A novel SGNH family hydrolase Ali5 with thioesterase activity and a GNSL motif but without a classic GDSL motif from Altererythrobacter ishigakiensis.

Objective: We aimed to characterize a novel SGNH (Ser-Gly-Asn-His) family hydrolase from the annotated genome of marine bacteria with new features.
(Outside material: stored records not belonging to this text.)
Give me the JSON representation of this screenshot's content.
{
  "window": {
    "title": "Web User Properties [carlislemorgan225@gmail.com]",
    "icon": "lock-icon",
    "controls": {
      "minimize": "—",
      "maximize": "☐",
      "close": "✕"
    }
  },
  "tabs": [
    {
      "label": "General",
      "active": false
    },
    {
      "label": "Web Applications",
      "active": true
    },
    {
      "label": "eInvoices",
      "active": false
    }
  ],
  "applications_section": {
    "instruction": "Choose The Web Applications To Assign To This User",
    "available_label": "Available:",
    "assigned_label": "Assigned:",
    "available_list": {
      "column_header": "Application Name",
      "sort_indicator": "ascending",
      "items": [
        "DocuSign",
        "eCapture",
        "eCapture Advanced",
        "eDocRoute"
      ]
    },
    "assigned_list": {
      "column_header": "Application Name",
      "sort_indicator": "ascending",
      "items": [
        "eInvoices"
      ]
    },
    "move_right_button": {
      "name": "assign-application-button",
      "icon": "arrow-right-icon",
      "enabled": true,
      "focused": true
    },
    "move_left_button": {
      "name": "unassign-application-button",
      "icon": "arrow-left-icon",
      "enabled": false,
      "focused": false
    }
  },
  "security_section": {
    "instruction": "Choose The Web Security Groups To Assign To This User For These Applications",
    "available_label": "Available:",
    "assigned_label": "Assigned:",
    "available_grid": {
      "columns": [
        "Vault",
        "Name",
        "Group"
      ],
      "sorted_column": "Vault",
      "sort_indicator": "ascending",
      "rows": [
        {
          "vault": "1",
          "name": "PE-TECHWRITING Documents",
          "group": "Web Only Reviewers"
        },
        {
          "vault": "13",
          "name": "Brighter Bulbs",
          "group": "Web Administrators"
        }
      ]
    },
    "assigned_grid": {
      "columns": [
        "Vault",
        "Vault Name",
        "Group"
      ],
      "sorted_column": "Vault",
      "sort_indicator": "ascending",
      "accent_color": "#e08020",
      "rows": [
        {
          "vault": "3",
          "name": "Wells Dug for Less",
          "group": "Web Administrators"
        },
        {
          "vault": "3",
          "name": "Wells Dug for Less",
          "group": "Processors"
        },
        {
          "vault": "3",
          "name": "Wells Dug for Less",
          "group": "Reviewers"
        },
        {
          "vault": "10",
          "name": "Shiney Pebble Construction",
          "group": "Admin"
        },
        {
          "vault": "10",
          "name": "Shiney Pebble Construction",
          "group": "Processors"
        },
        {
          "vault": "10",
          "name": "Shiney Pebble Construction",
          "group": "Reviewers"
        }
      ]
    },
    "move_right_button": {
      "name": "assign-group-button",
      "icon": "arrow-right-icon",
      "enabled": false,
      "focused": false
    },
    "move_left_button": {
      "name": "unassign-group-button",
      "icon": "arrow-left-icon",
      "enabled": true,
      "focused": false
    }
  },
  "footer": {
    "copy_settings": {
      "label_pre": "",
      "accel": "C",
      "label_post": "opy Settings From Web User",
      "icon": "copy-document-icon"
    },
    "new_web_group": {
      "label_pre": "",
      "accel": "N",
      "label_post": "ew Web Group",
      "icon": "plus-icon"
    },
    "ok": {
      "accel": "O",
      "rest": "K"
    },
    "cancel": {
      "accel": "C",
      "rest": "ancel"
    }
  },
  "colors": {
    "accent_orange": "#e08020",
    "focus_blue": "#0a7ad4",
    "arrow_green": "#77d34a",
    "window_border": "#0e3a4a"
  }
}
Results: A novel esterase Ali5 from Altererythrobacter ishigakiensis has been identified and classified into SGNH family. Ali5 presented a novel GNSL (Gly-Asn-Ser-Leu(X)) motif that differs from the classic GDSL (Gly-Asp-Ser-Leu(X)) motif of SGNH family. The enzyme has esterase and thioesterase activity and exhibited apparent temperature and pH optima of 40 °C and pH 7.5 (in phosphate buffer), respectively. Ali5 was found to be halotolerant and thermostable, and exhibited strong resistance to several organic solvents and metal ions. The residue Tyr has a great influence on the catalytic activity, which was proved by site-directed mutagenesis and subsequent kinetic characterization.

Conclusion: The esterase Ali5 with esterase and thioesterase activities, salt and metal ions resistance and unique structural features was identified, which holds promise for research on the SGNH family of hydrolases.